We also discussed immunotherapy. It’s a last resort option, due to my juvenile rheumatoid arthritis. But he pointed out that it might come down to immunotherapy or no treatment at all. If it comes to that, I will try the immunotherapy.

There were some weird numbers with my blood work this last time, but Dr. Z wasn’t worried, so I’ll try not to be.

The new med is EVEROLIMUS TAB 10MG. Now I have that name written down, I can do some research.

I’ll have another scan this month, I hope. We’re doing a full chest, abdomen and pelvis scan. I requested this because of that severe pain. I want to make sure nothing has spread or developed somewhere else.

As for my moods, I’ve been extremely down and depressed. During the two weeks with the stomach and not able to eat, I had pretty much made up my mind that I am going to die from this damn cancer. Dr. Z is not saying that, but I’ve been so sick, felt so miserable from both the chemo meds and whatever happened a few weeks ago with my stomach. I just couldn’t find a way to feel positive.

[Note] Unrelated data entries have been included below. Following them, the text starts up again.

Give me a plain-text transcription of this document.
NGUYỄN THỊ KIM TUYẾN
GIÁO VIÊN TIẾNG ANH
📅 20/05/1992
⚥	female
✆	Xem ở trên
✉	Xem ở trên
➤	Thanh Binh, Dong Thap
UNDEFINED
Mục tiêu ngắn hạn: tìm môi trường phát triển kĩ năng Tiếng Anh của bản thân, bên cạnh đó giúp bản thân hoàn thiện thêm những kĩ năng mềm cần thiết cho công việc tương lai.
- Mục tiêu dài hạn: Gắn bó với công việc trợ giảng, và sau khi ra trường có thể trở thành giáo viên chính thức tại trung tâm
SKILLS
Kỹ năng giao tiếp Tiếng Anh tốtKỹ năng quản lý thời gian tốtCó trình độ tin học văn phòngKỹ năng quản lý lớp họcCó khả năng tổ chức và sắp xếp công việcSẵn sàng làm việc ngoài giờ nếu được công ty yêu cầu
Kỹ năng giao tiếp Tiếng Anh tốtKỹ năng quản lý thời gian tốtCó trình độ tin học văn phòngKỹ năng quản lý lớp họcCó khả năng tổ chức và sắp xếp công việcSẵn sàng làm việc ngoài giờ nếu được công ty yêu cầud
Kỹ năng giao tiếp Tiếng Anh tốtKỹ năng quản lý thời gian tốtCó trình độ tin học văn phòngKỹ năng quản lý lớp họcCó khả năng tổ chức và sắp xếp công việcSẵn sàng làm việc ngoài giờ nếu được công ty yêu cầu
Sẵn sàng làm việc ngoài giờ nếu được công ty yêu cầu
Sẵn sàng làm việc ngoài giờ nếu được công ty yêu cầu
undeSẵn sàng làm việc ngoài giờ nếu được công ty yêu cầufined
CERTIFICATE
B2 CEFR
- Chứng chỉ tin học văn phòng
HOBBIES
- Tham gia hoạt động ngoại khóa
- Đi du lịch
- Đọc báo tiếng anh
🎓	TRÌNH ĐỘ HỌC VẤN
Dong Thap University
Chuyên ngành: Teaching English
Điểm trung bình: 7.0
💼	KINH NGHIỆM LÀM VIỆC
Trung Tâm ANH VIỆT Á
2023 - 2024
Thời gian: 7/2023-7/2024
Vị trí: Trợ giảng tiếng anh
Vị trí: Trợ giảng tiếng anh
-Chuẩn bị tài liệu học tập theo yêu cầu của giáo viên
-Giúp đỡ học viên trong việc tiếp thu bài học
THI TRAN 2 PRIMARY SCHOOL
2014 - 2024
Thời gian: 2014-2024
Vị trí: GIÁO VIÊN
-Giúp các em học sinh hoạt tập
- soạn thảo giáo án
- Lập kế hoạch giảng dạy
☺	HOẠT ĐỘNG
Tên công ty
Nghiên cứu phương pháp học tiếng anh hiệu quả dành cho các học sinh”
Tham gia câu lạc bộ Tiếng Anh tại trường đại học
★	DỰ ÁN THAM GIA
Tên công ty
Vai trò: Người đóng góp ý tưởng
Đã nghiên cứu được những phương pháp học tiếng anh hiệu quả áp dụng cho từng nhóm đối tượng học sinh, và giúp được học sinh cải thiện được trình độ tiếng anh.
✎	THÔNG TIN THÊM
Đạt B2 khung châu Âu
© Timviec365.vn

My best friend Doug is coming tonight and will spend three months with me. My sister will go home. I will miss the hell out of her. We decorated the house for Christmas the other day, and that has helped me feel a little happier. I even did some Christmas shopping this morning. Yippee.

Well, if you’ve made it this far, thanks for reading and following this cancer journal. I won’t really have much to say for a while, have to have the scan, get the results, have that appointment to learn about the new meds. I’ll try to update more regularly as things happen. It’s every changing, that’s for sure. I live one day at a time now, with no guarantee how I will feel from one day to the next. But, I’m still here.